Domingo, 22 de dezembro de 2024
Por Redação O Sul | 16 de setembro de 2024
Estudos recentes também já têm ligado o uso de redes sociais ao vício e a problemas de saúde mental em crianças e adolescentes.
Foto: Isac Nóbrega/PRUtilizando o cartão dos pais, um jovem de 16 anos perdeu R$ 4 mil apostando em jogos no seu celular. A família demorou a perceber o vício nas chamadas bets porque, como quase sempre acontece, os palpites começam com valores menores.
Outro jovem, de 15 anos, de uma escola de elite de São Paulo e apaixonado por futebol, achou divertido apostar a mesada junto com amigos e ver quem acertava mais o número de passes em um jogo. Numa escola pública, um aluno pediu Pix de R$ 3 para a professora para jogar nas bets.
A falta de regulamentação no País, que só agora começa a ser enfrentada, também permite que o público infanto-juvenil fique desprotegido e tenha acesso a uma atividade proibida para menores. O Instituto Jogo Legal, entidade que representa o setor, diz que o problema está nos sites irregulares.
O fato de os jogos estarem disponíveis em celulares, além de facilitar o acesso, incorpora uma camada de preocupação. Estudos recentes também já têm ligado o uso frequente de aparelhos e redes sociais ao vício e a problemas de saúde mental em crianças e adolescentes. Tem aumentado também o número de escolas que proíbem o uso.
Recentemente, o Instituto Alana denunciou a empresa Meta, dona do Instagram, ao Ministério Público de São Paulo após identificar dez perfis de influenciadores mirins que promovem sites de apostas para menores. Eles têm entre 6 e 17 anos e são de Alagoas, do Ceará, da Paraíba, do Rio e de São Paulo. Além de recrutar crianças para publicidade, essa teia ilegal de interações já adentrou o ambiente escolar e tem levado ao vício em jogos de azar.
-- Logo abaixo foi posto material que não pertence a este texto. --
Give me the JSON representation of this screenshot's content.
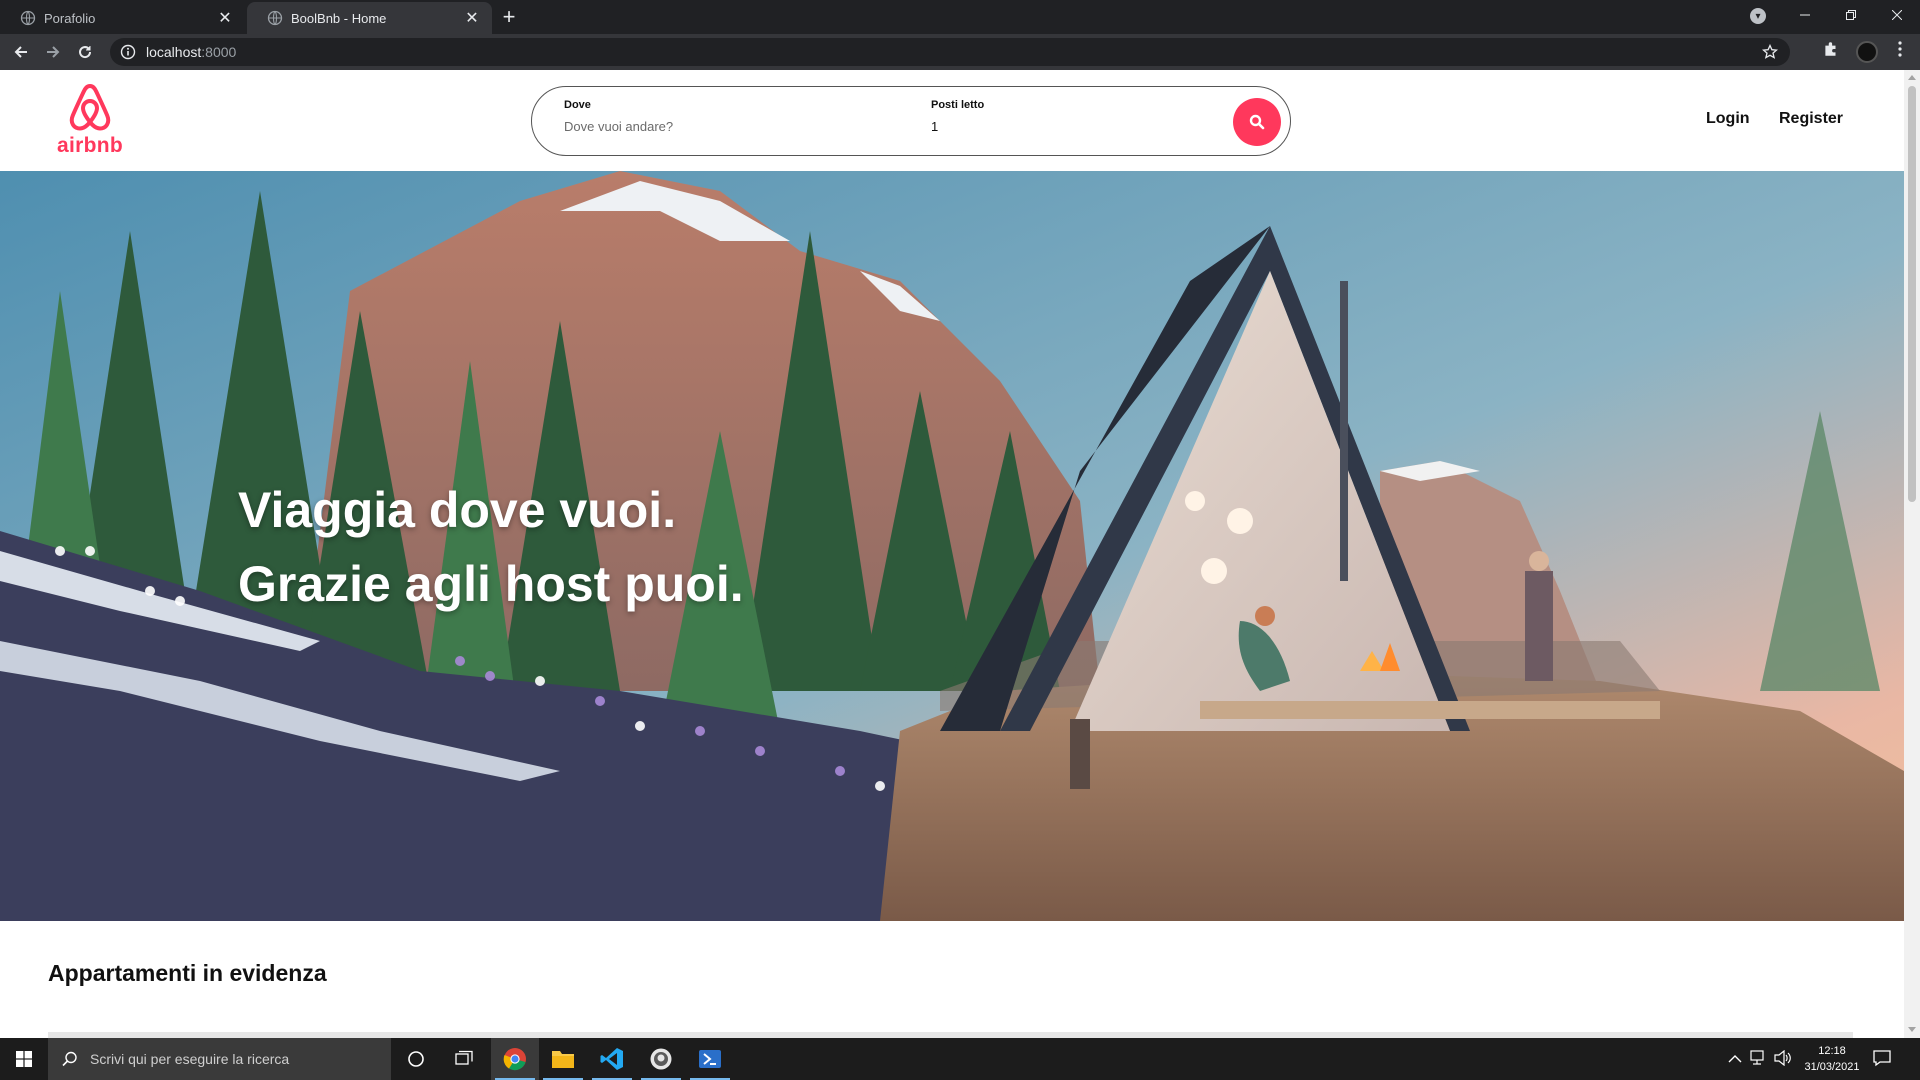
{
  "browser": {
    "tabs": [
      {
        "title": "Porafolio",
        "active": false
      },
      {
        "title": "BoolBnb - Home",
        "active": true
      }
    ],
    "address": {
      "host": "localhost",
      "port": ":8000"
    }
  },
  "site": {
    "logo_text": "airbnb",
    "search": {
      "where_label": "Dove",
      "where_placeholder": "Dove vuoi andare?",
      "beds_label": "Posti letto",
      "beds_value": "1"
    },
    "nav": {
      "login": "Login",
      "register": "Register"
    },
    "hero": {
      "line1": "Viaggia dove vuoi.",
      "line2": "Grazie agli host puoi."
    },
    "featured_title": "Appartamenti in evidenza"
  },
  "taskbar": {
    "search_placeholder": "Scrivi qui per eseguire la ricerca",
    "time": "12:18",
    "date": "31/03/2021"
  },
  "colors": {
    "brand": "#ff385c",
    "chrome_dark": "#202124",
    "chrome_mid": "#35363a"
  }
}
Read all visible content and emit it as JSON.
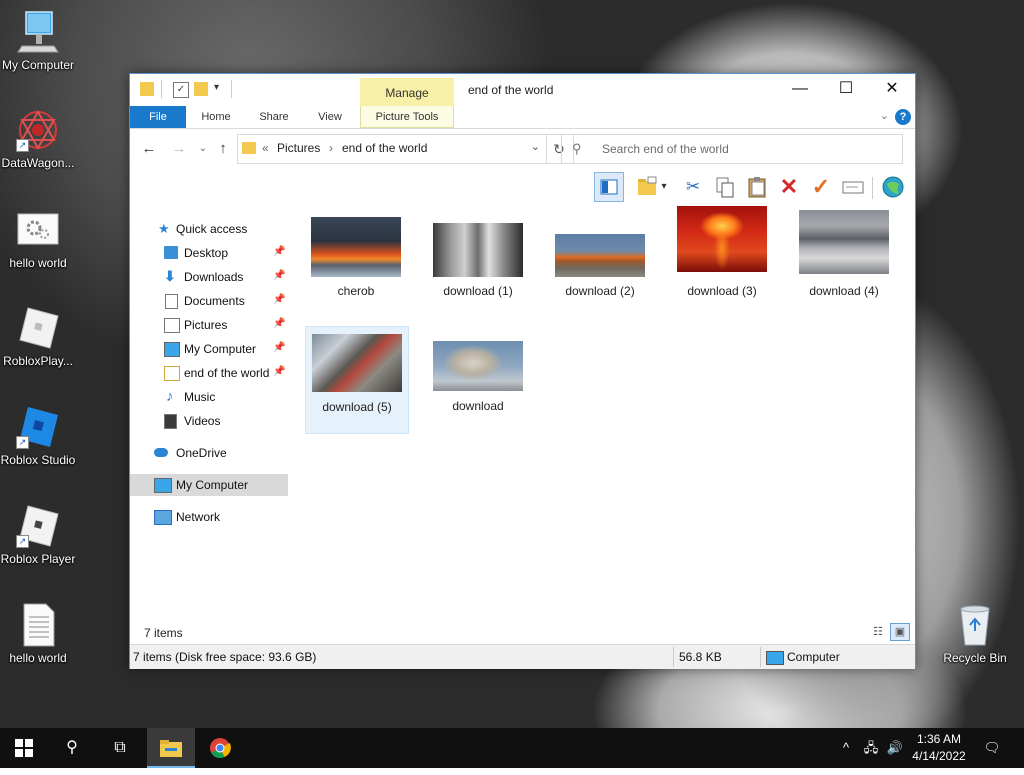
{
  "desktop": {
    "icons": [
      {
        "label": "My Computer"
      },
      {
        "label": "DataWagon..."
      },
      {
        "label": "hello world"
      },
      {
        "label": "RobloxPlay..."
      },
      {
        "label": "Roblox Studio"
      },
      {
        "label": "Roblox Player"
      },
      {
        "label": "hello world"
      },
      {
        "label": "Recycle Bin"
      }
    ]
  },
  "window": {
    "title": "end of the world",
    "context_tab": "Manage",
    "controls": {
      "minimize": "—",
      "maximize": "☐",
      "close": "✕"
    },
    "ribbon_tabs": [
      "File",
      "Home",
      "Share",
      "View",
      "Picture Tools"
    ],
    "help_label": "?",
    "address": {
      "overflow": "«",
      "crumbs": [
        "Pictures",
        "end of the world"
      ],
      "separator": "›"
    },
    "search": {
      "placeholder": "Search end of the world"
    },
    "toolbar_icons": [
      "preview-pane-icon",
      "new-folder-icon",
      "cut-icon",
      "copy-icon",
      "paste-icon",
      "delete-icon",
      "checkmark-icon",
      "rename-icon",
      "globe-icon"
    ],
    "sidebar": {
      "quick_access": "Quick access",
      "pinned": [
        {
          "label": "Desktop"
        },
        {
          "label": "Downloads"
        },
        {
          "label": "Documents"
        },
        {
          "label": "Pictures"
        },
        {
          "label": "My Computer"
        },
        {
          "label": "end of the world"
        }
      ],
      "unpinned": [
        {
          "label": "Music"
        },
        {
          "label": "Videos"
        }
      ],
      "onedrive": "OneDrive",
      "my_computer": "My Computer",
      "network": "Network"
    },
    "files": [
      {
        "name": "cherob"
      },
      {
        "name": "download (1)"
      },
      {
        "name": "download (2)"
      },
      {
        "name": "download (3)"
      },
      {
        "name": "download (4)"
      },
      {
        "name": "download (5)"
      },
      {
        "name": "download"
      }
    ],
    "item_count": "7 items",
    "status": {
      "summary": "7 items (Disk free space: 93.6 GB)",
      "size": "56.8 KB",
      "location": "Computer"
    }
  },
  "taskbar": {
    "time": "1:36 AM",
    "date": "4/14/2022"
  }
}
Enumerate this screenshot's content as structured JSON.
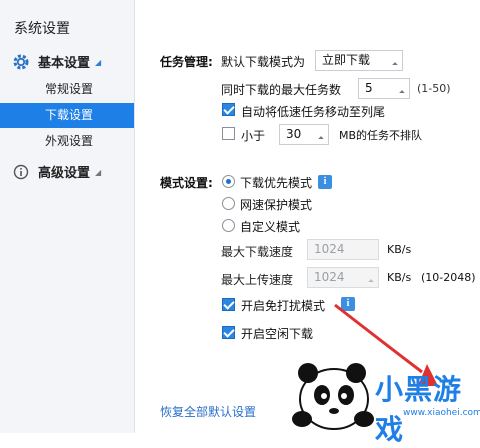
{
  "sidebar": {
    "title": "系统设置",
    "groups": [
      {
        "label": "基本设置",
        "icon": "gear-icon",
        "items": [
          {
            "label": "常规设置"
          },
          {
            "label": "下载设置",
            "active": true
          },
          {
            "label": "外观设置"
          }
        ]
      },
      {
        "label": "高级设置",
        "icon": "info-circle-icon"
      }
    ]
  },
  "task": {
    "section_label": "任务管理:",
    "default_mode_label": "默认下载模式为",
    "default_mode_value": "立即下载",
    "max_tasks_label": "同时下载的最大任务数",
    "max_tasks_value": "5",
    "max_tasks_range": "(1-50)",
    "auto_move_label": "自动将低速任务移动至列尾",
    "auto_move_checked": true,
    "less_than_label": "小于",
    "less_than_value": "30",
    "less_than_suffix": "MB的任务不排队",
    "less_than_checked": false
  },
  "mode": {
    "section_label": "模式设置:",
    "options": [
      {
        "label": "下载优先模式",
        "selected": true
      },
      {
        "label": "网速保护模式",
        "selected": false
      },
      {
        "label": "自定义模式",
        "selected": false
      }
    ],
    "max_download_label": "最大下载速度",
    "max_download_value": "1024",
    "max_download_unit": "KB/s",
    "max_upload_label": "最大上传速度",
    "max_upload_value": "1024",
    "max_upload_unit": "KB/s",
    "max_upload_range": "(10-2048)",
    "no_disturb_label": "开启免打扰模式",
    "no_disturb_checked": true,
    "idle_download_label": "开启空闲下载",
    "idle_download_checked": true
  },
  "restore_label": "恢复全部默认设置",
  "watermark": {
    "main": "小黑游戏",
    "sub": "www.xiaohei.com"
  },
  "colors": {
    "accent": "#1e7fe6",
    "checkbox": "#2a86e0",
    "arrow": "#e03030"
  }
}
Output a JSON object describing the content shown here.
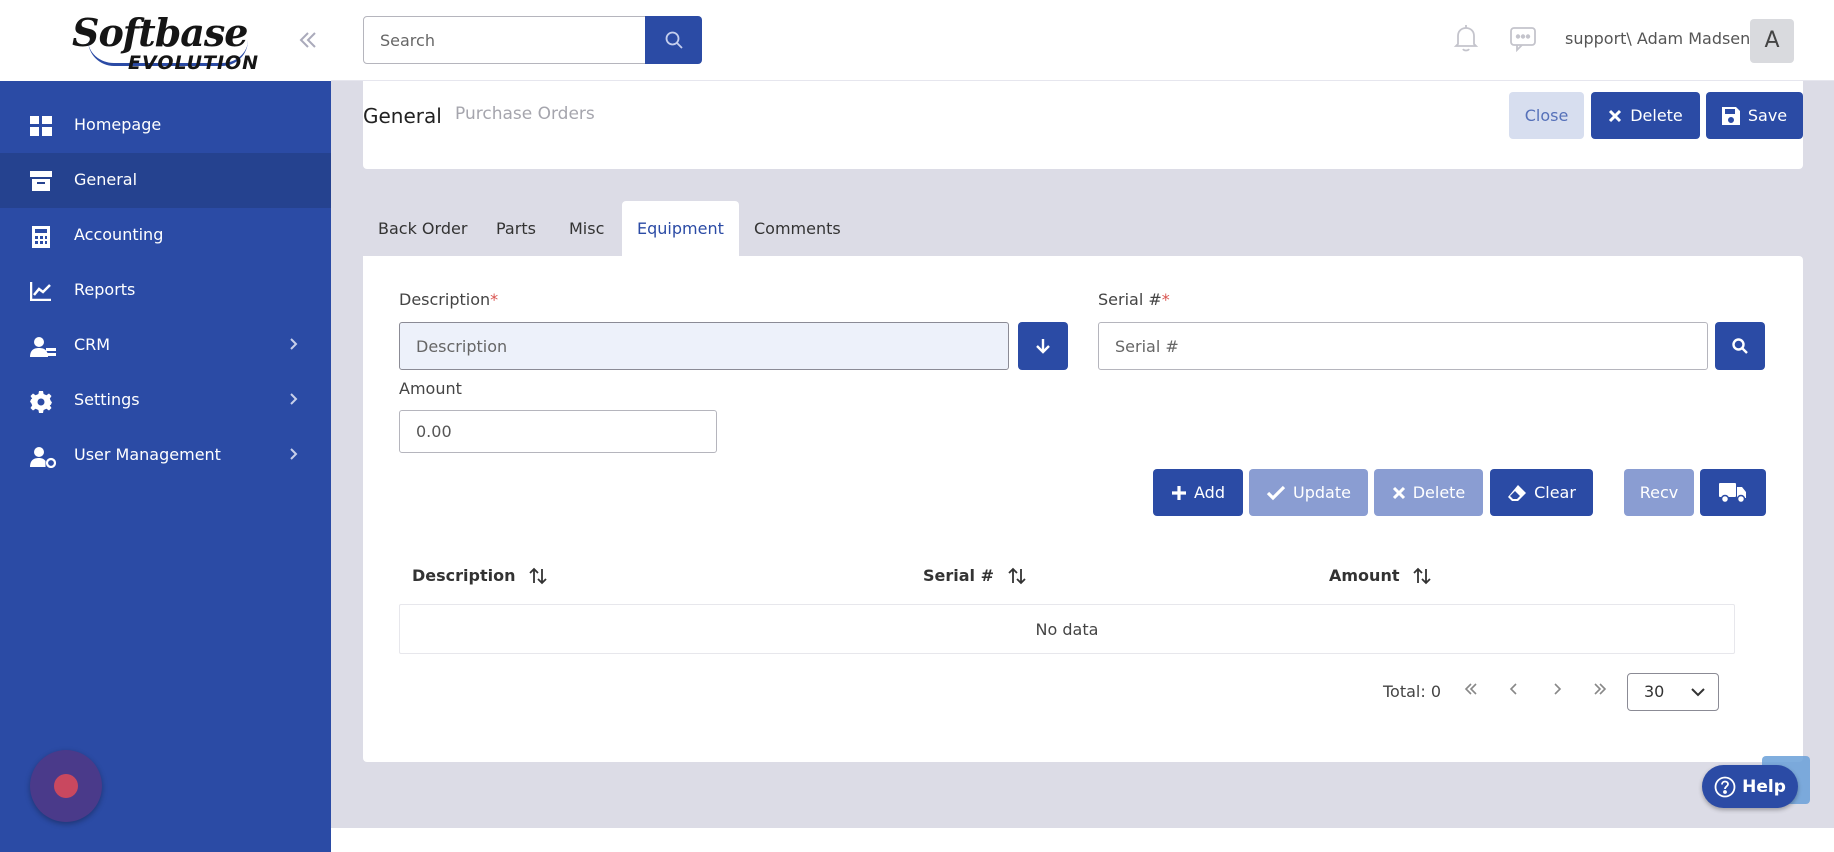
{
  "logo": {
    "line1": "Softbase",
    "line2": "EVOLUTION"
  },
  "sidebar": {
    "items": [
      {
        "label": "Homepage",
        "icon": "grid-icon"
      },
      {
        "label": "General",
        "icon": "archive-icon",
        "active": true
      },
      {
        "label": "Accounting",
        "icon": "calculator-icon"
      },
      {
        "label": "Reports",
        "icon": "chart-icon"
      },
      {
        "label": "CRM",
        "icon": "users-icon",
        "has_children": true
      },
      {
        "label": "Settings",
        "icon": "gear-icon",
        "has_children": true
      },
      {
        "label": "User Management",
        "icon": "user-cog-icon",
        "has_children": true
      }
    ]
  },
  "topbar": {
    "search_placeholder": "Search",
    "user": "support\\ Adam Madsen",
    "avatar_letter": "A"
  },
  "header": {
    "breadcrumb_current": "General",
    "breadcrumb_link": "Purchase Orders",
    "close_label": "Close",
    "delete_label": "Delete",
    "save_label": "Save"
  },
  "tabs": [
    "Back Order",
    "Parts",
    "Misc",
    "Equipment",
    "Comments"
  ],
  "active_tab": "Equipment",
  "form": {
    "description_label": "Description",
    "description_placeholder": "Description",
    "serial_label": "Serial #",
    "serial_placeholder": "Serial #",
    "amount_label": "Amount",
    "amount_value": "0.00",
    "required_mark": "*"
  },
  "actions": {
    "add": "Add",
    "update": "Update",
    "delete": "Delete",
    "clear": "Clear",
    "recv": "Recv"
  },
  "table": {
    "columns": [
      "Description",
      "Serial #",
      "Amount"
    ],
    "empty_text": "No data"
  },
  "pagination": {
    "total": "Total: 0",
    "page_size": "30"
  },
  "help": {
    "label": "Help"
  },
  "colors": {
    "primary": "#2b4ba5",
    "disabled": "#8a9dd2",
    "required": "#d9534f"
  }
}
Em grande parte, os chamados publiposts são gravados pelos pais ou responsáveis legais dos menores e associados a sorteios de motos, celulares e dinheiro. Os canais têm entre 200 mil e mais de 9,5 milhões de seguidores, muitos deles também crianças. Os conteúdos de cassino online divulgados nos perfis dos influenciadores mirins costumam ficar disponíveis por 24 horas com um link que diz que a plataforma indicada está pagando para quem desejar apostar.
“É possível ver nas respostas aos posts que inúmeras crianças comentam e são influenciadas. A falta de regularização desses jogos e de fiscalização da Meta contribuem para violação dos direitos. As famílias são a ponta mais fraca, porque todos estão imersos na febre dessas publicidades ilegais”, alerta Maria Mello, coordenadora do Criança e Consumo do Instituto Alana.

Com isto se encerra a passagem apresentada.